We have two tables: Purchase Orders (POs) and Invoices that we need to analyze, shown on figure 1. The 1st (left) table is called POs, while the 2nd (right) table is called Invoices. POs and Invoices are linked through a common field containing a PO number. We need to obtain a dataset containing all fields from POs and Invoices in order to perform various analyses.
Extracting corresponding/linked POs and Invoices is usually done by executing a query against a database. In the query we need to specify the field(s) that link the POs and Invoices and how to link them. Linking can be done in one of four ways, described below.
Inner Join — returns all records with a match in the other table. This query will return all POs with a corresponding invoice and all invoices with a corresponding PO.
Outer Join — returns records from both tables, regardless of having a corresponding record in the other table. This query will return all POs, including those without an invoice and all invoices, including those without a PO.

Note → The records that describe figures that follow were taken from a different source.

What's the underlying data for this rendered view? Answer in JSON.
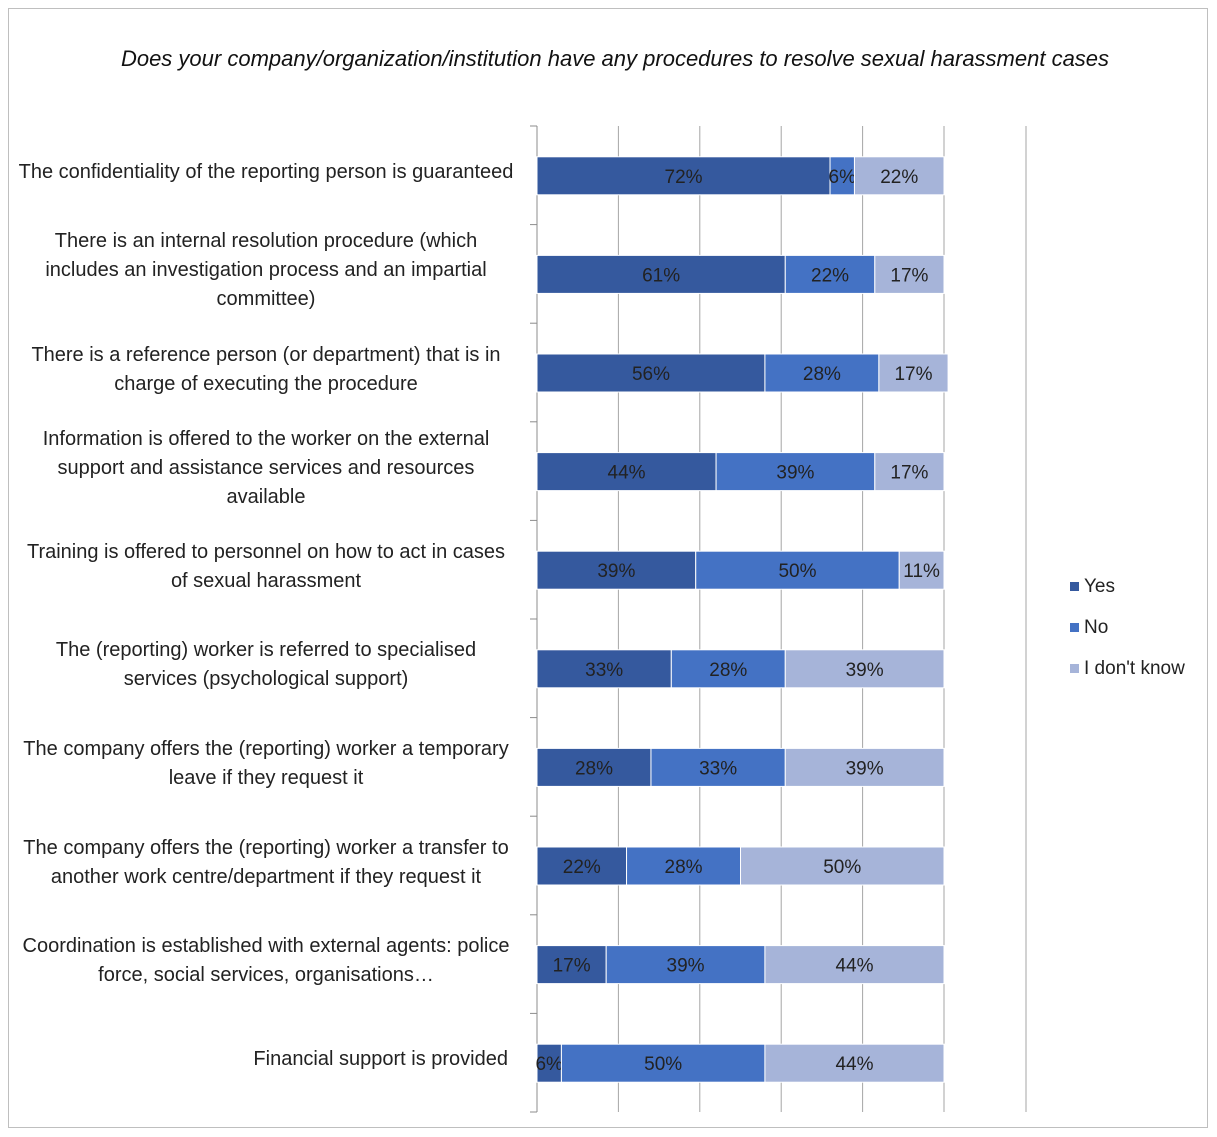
{
  "chart_data": {
    "type": "bar",
    "orientation": "horizontal",
    "stacked": true,
    "title": "Does your company/organization/institution have any procedures to resolve sexual harassment cases",
    "categories": [
      "The confidentiality of the reporting person is guaranteed",
      "There is an internal resolution procedure (which includes an investigation process and an impartial committee)",
      "There is a reference person (or department) that is in charge of executing the procedure",
      "Information is offered to the worker on the external support and assistance services and resources available",
      "Training is offered to personnel on how to act in cases of sexual harassment",
      "The (reporting) worker is referred to specialised services (psychological support)",
      "The company offers the (reporting) worker a temporary leave if they request it",
      "The company offers the (reporting) worker a transfer to another work centre/department if they request it",
      "Coordination is established with external agents: police force, social services, organisations…",
      "Financial support is provided"
    ],
    "series": [
      {
        "name": "Yes",
        "color": "#35599e",
        "values": [
          72,
          61,
          56,
          44,
          39,
          33,
          28,
          22,
          17,
          6
        ]
      },
      {
        "name": "No",
        "color": "#4472c4",
        "values": [
          6,
          22,
          28,
          39,
          50,
          28,
          33,
          28,
          39,
          50
        ]
      },
      {
        "name": "I don't know",
        "color": "#a6b4d9",
        "values": [
          22,
          17,
          17,
          17,
          11,
          39,
          39,
          50,
          44,
          44
        ]
      }
    ],
    "data_label_suffix": "%",
    "xlim": [
      0,
      100
    ],
    "grid": true,
    "legend_position": "right"
  }
}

Left join — returns all records from the 1st table (POs). If there is no corresponding record in Invoices, fields populated from there will be empty. Records from Invoices with no corresponding record in POs are not returned.
Right join — returns all records from the 2nd table (Invoices). If there is no corresponding record in POs, fields populated from there will be empty. Records from POs with no corresponding record in Invoices are not returned.
The database joins don’t need to be just between two tables. They can be used to link more than two tables depending on the business objectives of the analytics we’re running. Extending the above example, we can create a query to perform 3-way match, a fundamental accounting control. In a 3-way match we want to link analyse POs, Invoices and Receipts, which requires three tables to be linked. In addition, we may decide that we also need vendor information to be included in the analyses, which is usually available in a separate table. The diagram below shows the tables needed for a 3-way match analytics.
Database joins are a powerful, yet not too complicated, tool that allows complex analyses to be carried out. By familiarising themselves with joins non-technical professionals, such as accountants, auditors, HR, etc., with an interest in analytics can become very productive in their work and obtain important business answers in very short times.